At the time of Annabel's accident, Julie was doing her Dip Ed and had taken the final paper to the pony camp to work on. "It was in my bag and I ended up finishing it off in hospital in Sydney!" says Julie.
Meanwhile Annabel suffered from bad motion sickness which put her at risk whenever she had to travel once she returned home.
"They made me carry a pair of scissors around my neck and my mother was told that if she vomits, cut the wires with the scissors! I had one of my arms in a foam sling and for a few months I could only eat pureed food from a straw slipped through my teeth! I remember not having a lot of movement and being uncomfortable.
"We had a really good dentist in Bourke and he was able to cut the wire and take it all out once it was healed. I think it was a tough year for Mum!"
Today, Hamish works as an accountant in Wagga, enjoying life in a big country town after university and working in Sydney.
"My eye issue is ongoing," he says. "The lens was so damaged it was taken out and my eye was knocked out of shape. I can still see out of it but I pretty much use my right eye. But if I hadn't got the quick access to the necessary eye surgeons and specialists I would have definitely lost the sight of that eye. I've never forgotten, the Flying Doctor has always been my charity of choice."
Annabel, who now lives near Dubbo, is married and has a 10-month-old daughter.
"We'll hopefully never need it for her," says Annabel. "But it's a wonderful service."

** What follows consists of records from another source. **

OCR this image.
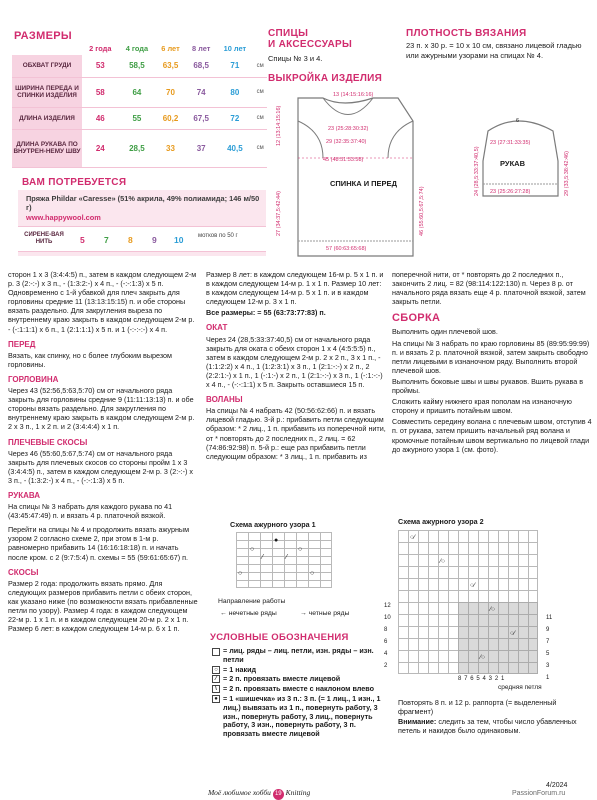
РАЗМЕРЫ
	2 года	4 года	6 лет	8 лет	10 лет	
ОБХВАТ ГРУДИ	53	58,5	63,5	68,5	71	см
ШИРИНА ПЕРЕДА И СПИНКИ ИЗДЕЛИЯ	58	64	70	74	80	см
ДЛИНА ИЗДЕЛИЯ	46	55	60,2	67,5	72	см
ДЛИНА РУКАВА ПО ВНУТРЕН-НЕМУ ШВУ	24	28,5	33	37	40,5	см
СПИЦЫ
И АКСЕССУАРЫ
Спицы № 3 и 4.
ПЛОТНОСТЬ ВЯЗАНИЯ
23 п. х 30 р. = 10 х 10 см, связано лицевой гладью или ажурными узорами на спицах № 4.
ВЫКРОЙКА ИЗДЕЛИЯ
СПИНКА И ПЕРЕД
13 (14:15:16:16)
23 (25:28:30:32)
29 (32:35:37:40)
45 (48:51:53:58)
57 (60:63:65:68)
27 (34:37,5:42:44)
12 (13:14:15:16)
46 (55:60,5:67,5:74)
РУКАВ
6
23 (27:31:33:35)
23 (25:26:27:28)
24 (28,5:33:37:40,5)	29 (33,5:38:42:46)
ВАМ ПОТРЕБУЕТСЯ
Пряжа Phildar «Caresse» (51% акрила, 49% полиамида; 146 м/50 г)
www.happywool.com
СИРЕНЕ-ВАЯ НИТЬ	5 7 8 9 10 мотков по 50 г

сторон 1 х 3 (3:4:4:5) п., затем в каждом следующем 2-м р. 3 (2:-:-) х 3 п., - (1:3:2:-) х 4 п., - (-:-:1:3) х 5 п. Одновременно с 1-й убавкой для плеч закрыть для горловины средние 11 (13:13:15:15) п. и обе стороны вязать раздельно. Для закругления выреза по внутреннему краю закрыть в каждом следующем 2-м р. - (-:1:1:1) х 6 п., 1 (2:1:1:1) х 5 п. и 1 (-:-:-:-) х 4 п.

ПЕРЕД

Вязать, как спинку, но с более глубоким вырезом горловины.

ГОРЛОВИНА

Через 43 (52:56,5:63,5:70) см от начального ряда закрыть для горловины средние 9 (11:11:13:13) п. и обе стороны вязать раздельно. Для закругления по внутреннему краю закрыть в каждом следующем 2-м р. 2 х 3 п., 1 х 2 п. и 2 (3:4:4:4) х 1 п.

ПЛЕЧЕВЫЕ СКОСЫ

Через 46 (55:60,5:67,5:74) см от начального ряда закрыть для плечевых скосов со стороны пройм 1 х 3 (3:4:4:5) п., затем в каждом следующем 2-м р. 3 (2:-:-) х 3 п., - (1:3:2:-) х 4 п., - (-:-:1:3) х 5 п.

РУКАВА

На спицы № 3 набрать для каждого рукава по 41 (43:45:47:49) п. и вязать 4 р. платочной вязкой.

Перейти на спицы № 4 и продолжить вязать ажурным узором 2 согласно схеме 2, при этом в 1-м р. равномерно прибавить 14 (16:16:18:18) п. и начать после кром. с 2 (9:7:5:4) п. схемы = 55 (59:61:65:67) п.

СКОСЫ

Размер 2 года: продолжить вязать прямо. Для следующих размеров прибавить петли с обеих сторон, как указано ниже (по возможности вязать прибавленные петли по узору). Размер 4 года: в каждом следующем 22-м р. 1 х 1 п. и в каждом следующем 20-м р. 2 х 1 п. Размер 6 лет: в каждом следующем 14-м р. 6 х 1 п.

Размер 8 лет: в каждом следующем 16-м р. 5 х 1 п. и в каждом следующем 14-м р. 1 х 1 п. Размер 10 лет: в каждом следующем 14-м р. 5 х 1 п. и в каждом следующем 12-м р. 3 х 1 п.

Все размеры: = 55 (63:73:77:83) п.

ОКАТ

Через 24 (28,5:33:37:40,5) см от начального ряда закрыть для оката с обеих сторон 1 х 4 (4:5:5:5) п., затем в каждом следующем 2-м р. 2 х 2 п., 3 х 1 п., - (1:1:2:2) х 4 п., 1 (1:2:3:1) х 3 п., 1 (2:1:-:-) х 2 п., 2 (2:2:1:-) х 1 п., 1 (-:1:-) х 2 п., 1 (2:1:-:-) х 3 п., 1 (-:1:-:-) х 4 п., - (-:-:1:1) х 5 п. Закрыть оставшиеся 15 п.

ВОЛАНЫ

На спицы № 4 набрать 42 (50:56:62:66) п. и вязать лицевой гладью. 3-й р.: прибавить петли следующим образом: * 2 лиц., 1 п. прибавить из поперечной нити, от * повторять до 2 последних п., 2 лиц. = 62 (74:86:92:98) п. 5-й р.: еще раз прибавить петли следующим образом: * 3 лиц., 1 п. прибавить из

Схема ажурного узора 1
●
○	○
⁄	⁄
○	○
Направление работы
← нечетные ряды	→ четные ряды
УСЛОВНЫЕ ОБОЗНАЧЕНИЯ
= лиц. ряды – лиц. петли, изн. ряды – изн. петли
○ = 1 накид
⁄ = 2 п. провязать вместе лицевой
\ = 2 п. провязать вместе с наклоном влево
● = 1 «шишечка» из 3 п.: 3 п. (= 1 лиц., 1 изн., 1 лиц.) вывязать из 1 п., повернуть работу, 3 изн., повернуть работу, 3 лиц., повернуть работу, 3 изн., повернуть работу, 3 п. провязать вместе лицевой

поперечной нити, от * повторять до 2 последних п., закончить 2 лиц. = 82 (98:114:122:130) п. Через 8 р. от начального ряда вязать еще 4 р. платочной вязкой, затем закрыть петли.

СБОРКА

Выполнить один плечевой шов.

На спицы № 3 набрать по краю горловины 85 (89:95:99:99) п. и вязать 2 р. платочной вязкой, затем закрыть свободно петли лицевыми в изнаночном ряду. Выполнить второй плечевой шов.

Выполнить боковые швы и швы рукавов. Вшить рукава в проймы.

Сложить кайму нижнего края пополам на изнаночную сторону и пришить потайным швом.

Совместить середину волана с плечевым швом, отступив 4 п. от рукава, затем пришить начальный ряд волана и кромочные потайным швом вертикально по лицевой глади до ажурного узора 1 (см. фото).

Схема ажурного узора 2
○⁄
⁄○
○⁄
⁄○
○⁄
⁄○
11
9
7
5
3
1
12
10
8
6
4
2
87654321
средняя петля
Повторять 8 п. и 12 р. раппорта (= выделенный фрагмент)
Внимание: следить за тем, чтобы число убавленных петель и накидов было одинаковым.
Моё любимое хобби 19 Knitting
4/2024
PassionForum.ru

"I think the Flying Doctor is the most marvellous institution," she says. "The service they do is fantastic for rural people. You can't underestimate how crucial that expert, specialist care is in a timely way. We were in Sydney five hours from the time Annabel had the accident and I was able to ask the specialist orthodontist who came to look at her whether it would affect her down the track. The relief of having him explain things was so important.
"We'll always remember what they did for us and always support them."